Piala Liga
Pemain Berusia 19 Tahun Ini Sukses Curi Perhatian di Final Piala Liga
Phil Foden sukses mencuri perhatian di final Piala Liga. Pemain berusia 19 tahun ini siap bersaing dengan seniornya Kevin De Bruyne dan David Silva
Penulis: Rusna Djanur Buana | Editor: Rusna Djanur Buana
Final Piala Liga menjadi panggung bagi Phil Foden. Gelandang Manchester City berusia 19 tahun itu menjadi Man of the Match ketika Citizen menang 2-1 atas Aston Villa di final Piala Liga di Wembley Stadium.
Ini adalah kali ketiga Manchester City memenangi Piala Liga secara beruntun. Meski tidak mencetak gol Foden membuat asis menggunakan kepala untuk gol pembuka City yang dikoleksi Sergio Aguero. Foden juga menjadi dirigen orkestra serangan City sepanjang laga.
"Sehari sebelum laga pelatih (Pep Guardiola) membri tahu saya akan jadi starter. Ketika itu kami sedang mendengarkan taktik yang akan digunakan melawan Villa. Saya menjadi tak sabar dan hari ini menjadi laga yang tidak terlupakan," kata Foden.
"Setiap menit saya mencoba memberikan yang terbaik. Persaingan di lini tengah City sangat ketat, Anda bisa melihat di sana ada Kevin de Bruyne dan David Silva. Jadi saya harus memanfaatkan setiap kesempatan yang diberikan pelatih," imbuhnya.
Tentu bukan sebuah kebetulan ketika Foden berada di sisi kanan David Silva ketika sang kapten menggangkat trofi Piala Liga. Itu menjadi indikasi kuat bahwa peran Foden sangat penting dalam laga tersebut.
Jebolan akademi City ini telah bermain di 60 laga bersama tim senior dan mencetak sepuluh gol plus sembilan asis. Pada laga kemarin, dia menyelesaikan tiga dari empat dribel, 90 persen umpannya terukur termasuk dua umpan kunci, dan menang tujuh dari sepuluh kali duel.
City harus bekerja keras mengamankan bintang masa depan itu jika mereka gagal tampil di level Eropa selama dua musim ke depan.
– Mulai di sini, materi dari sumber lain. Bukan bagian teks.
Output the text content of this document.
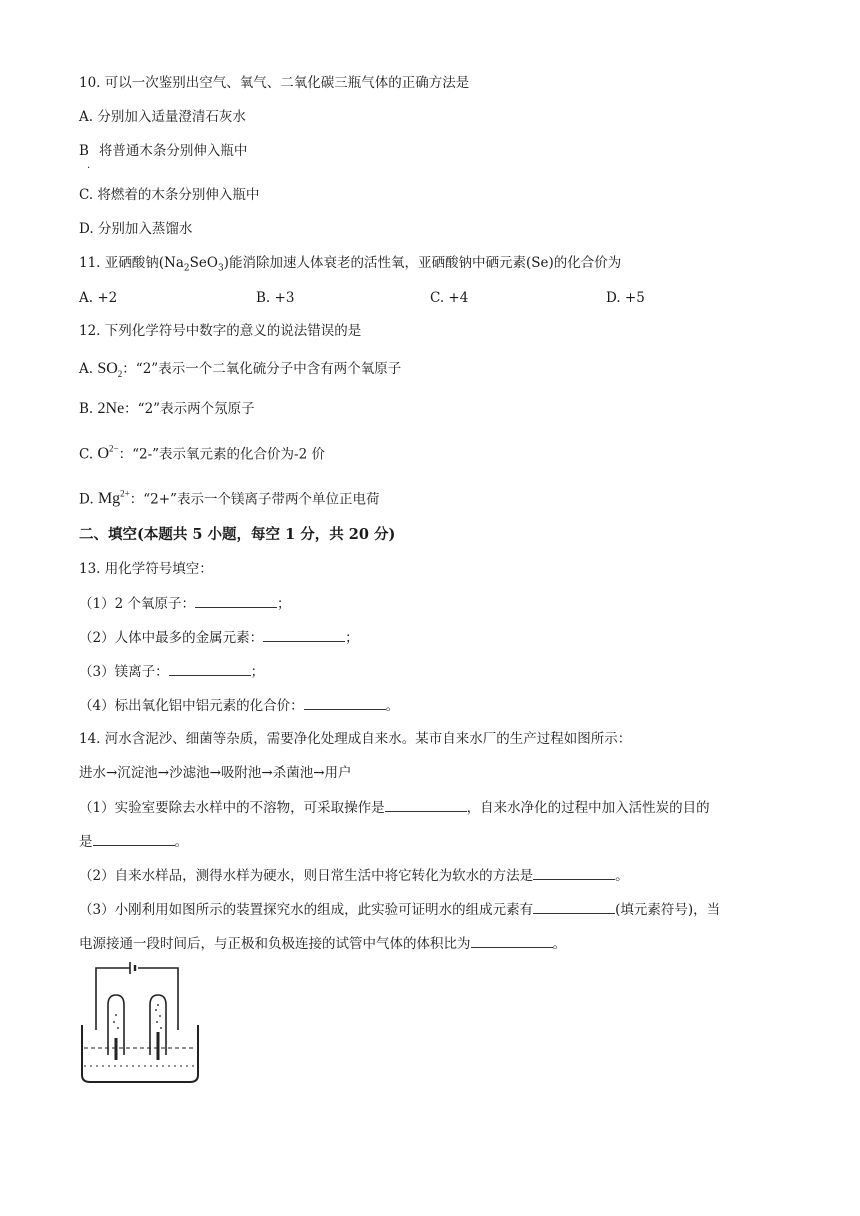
10. 可以一次鉴别出空气、氧气、二氧化碳三瓶气体的正确方法是
A. 分别加入适量澄清石灰水
B 将普通木条分别伸入瓶中
·
C. 将燃着的木条分别伸入瓶中
D. 分别加入蒸馏水
11. 亚硒酸钠$(Na_2SeO_3)$能消除加速人体衰老的活性氧，亚硒酸钠中硒元素(Se)的化合价为
A. +2	B. +3	C. +4	D. +5
12. 下列化学符号中数字的意义的说法错误的是
A. $SO_2$：“2”表示一个二氧化硫分子中含有两个氧原子
B. 2Ne：“2”表示两个氖原子
C. $O^{2-}$：“2-”表示氧元素的化合价为-2 价
D. $Mg^{2+}$：“2+”表示一个镁离子带两个单位正电荷
二、填空(本题共 5 小题，每空 1 分，共 20 分)
13. 用化学符号填空：
（1）2 个氧原子：	；
（2）人体中最多的金属元素：	；
（3）镁离子：	；
（4）标出氧化铝中铝元素的化合价：	。
14. 河水含泥沙、细菌等杂质，需要净化处理成自来水。某市自来水厂的生产过程如图所示：
进水→沉淀池→沙滤池→吸附池→杀菌池→用户
（1）实验室要除去水样中的不溶物，可采取操作是	，自来水净化的过程中加入活性炭的目的
是	。
（2）自来水样品，测得水样为硬水，则日常生活中将它转化为软水的方法是	。
（3）小刚利用如图所示的装置探究水的组成，此实验可证明水的组成元素有	(填元素符号)，当
电源接通一段时间后，与正极和负极连接的试管中气体的体积比为	。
Seperti diketahui City sedang mengajukan banding atas hukuman UEFA akibat melanggar aturan financial fair play.
Sementara itu, Guardiola meminta timnya tidak larut dalam kegembiraan. Pasalnya masih ada beberapa laga krusial yang harus mereka selesaikan. Di bawah besutan Guardiola, City memenangi 11 trofi domestik, namun belum pernah menjadi juara di Liga Champions.
"Kecuali Liga Champions, kami melewati beberapa musim terakhir dengan sangat baik. Kini saat melakukan pemulihan, tidak ada istirahat tidak ada perayaan. Dalam beberapa pekan ke depan ada beberapa laga berat melawan Sheffield Wednesday, Manchester United, Burnley, dan kemudian melawan Real Madrid di Liga Champions," kata Guardiola.
:quality(30):format(webp):focal(0.5x0.5:0.5x0.5)/wartakota/foto/bank/originals/phil-foden-dan-rebecca-cooke.jpg)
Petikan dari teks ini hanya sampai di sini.